(MENAFN- The Peninsula)
#Covid-19 Fazeena Saleem |
The unprecedented global spread of the Omicron variant, together with the unprecedented global vaccination efforts including in Qatar, increase the likelihood to establish the level of herd immunity that will change COVID-19 from a pandemic virus into one that is endemic and seasonal, similar to influenza virus, according to a microbiology expert.
“The policies and restrictions that have governed how we survive against the virus for the past two years will need to change as we adjust to a co-existence with COVID-19. As we transition into the endemic phase of this COVID-19 pandemic, it is essential that we develop a greater awareness of our own individual responsibility in the spread of infectious diseases, in terms of both protecting ourselves as well as protecting others,” Dr. Patrick Tang, Division Chief of Microbiology at Sidra Medicine, told The Peninsula.
Dr. Patrick Tang
“As a result of this pandemic, we no longer doubt the importance of face masks, we have been able to massively scale up our capacity for molecular testing of infectious diseases, we are able to track the spread and evolution of an infectious agent in real time through genetic sequencing, and we have developed new technologies for highly effective vaccines as well as effective therapeutics to treat a novel virus,” he added.

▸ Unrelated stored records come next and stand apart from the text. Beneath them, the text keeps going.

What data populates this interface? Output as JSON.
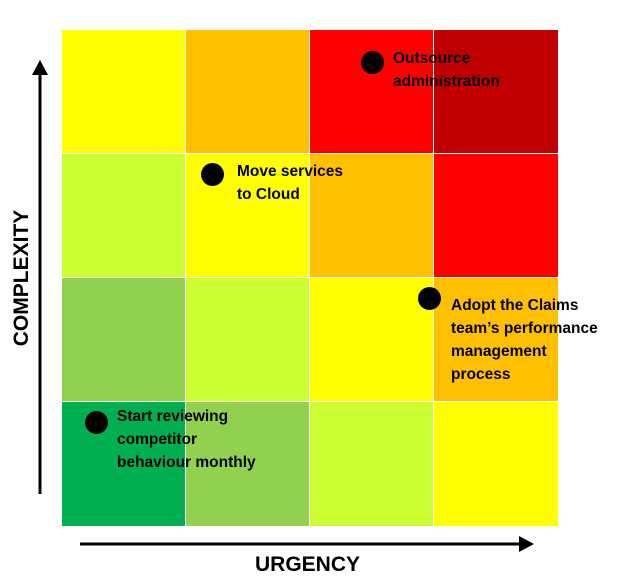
{
  "axes": {
    "x_title": "URGENCY",
    "y_title": "COMPLEXITY"
  },
  "grid": {
    "rows": [
      [
        "#ffff00",
        "#ffc000",
        "#ff0000",
        "#c00000"
      ],
      [
        "#ccff33",
        "#ffff00",
        "#ffc000",
        "#ff0000"
      ],
      [
        "#92d050",
        "#ccff33",
        "#ffff00",
        "#ffc000"
      ],
      [
        "#00b050",
        "#92d050",
        "#ccff33",
        "#ffff00"
      ]
    ]
  },
  "items": [
    {
      "lines": [
        "Outsource",
        "administration"
      ]
    },
    {
      "lines": [
        "Move services",
        "to Cloud"
      ]
    },
    {
      "lines": [
        "Adopt the Claims",
        "team’s performance",
        "management",
        "process"
      ]
    },
    {
      "lines": [
        "Start reviewing",
        "competitor",
        "behaviour monthly"
      ]
    }
  ]
}
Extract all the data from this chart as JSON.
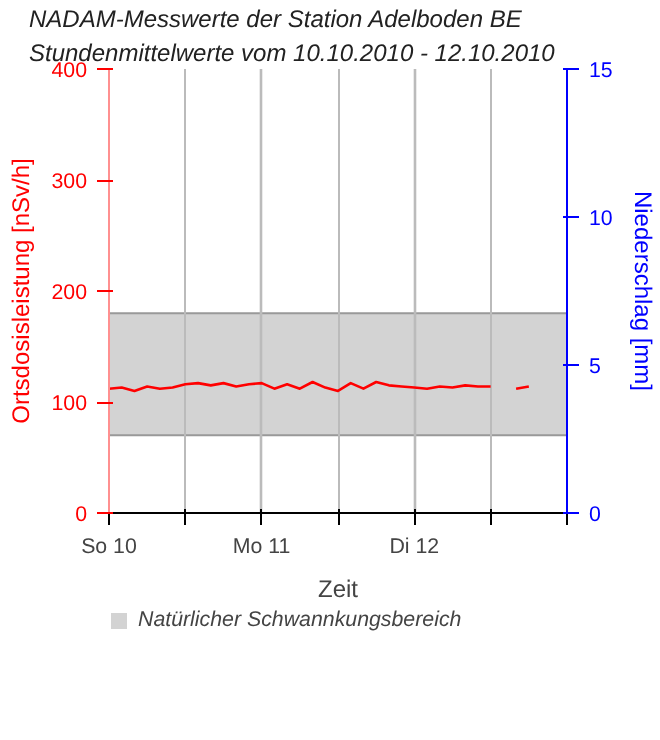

Dr.Tang said that although the most recent COVID-19 variant remains a concern as Omicron has proven to be highly transmissible and able to evade immunity from vaccination and previous infection, however, we are also extremely fortunate that Omicron has been less severe than previous variants.
“The high level of vaccine protection in Qatar as booster shots targeted higher risk individuals and those with waning immunity, along with population-level immunity acquired from previous waves of COVID-19 infection, have all contributed to lessening the clinical severity of Omicron,” he said.
“However, we cannot be dismissive of the overall impact of this Omicron wave and we all still need to play our part in reducing our own risk of infection, and for those who have been infected, to reduce the risk of transmission to others,” he added.
Although the chance of severe disease from Omicron is less for most people who are vaccinated, there is still a significant risk to those who are unvaccinated, especially if they are elderly or suffer from other chronic diseases.
The high transmissibility of the Omicron variant increases its probability of reaching the people who have so far been able to avoid COVID-19 or remain unvaccinated, and especially those who are most vulnerable to severe COVID-19.
“All of our incremental individual efforts to reduce COVID-19 transmission help in reducing the risk to those who are most vulnerable. This means wearing face masks, washing our hands, reducing our risk from large indoor gatherings and getting our booster shots of COVID-19 vaccine. This also means staying home when we are sick, whether you have been tested for COVID-19 at a designated clinic or self-tested at home, and even whether it is due to COVID-19 or not,” said Dr.Tang.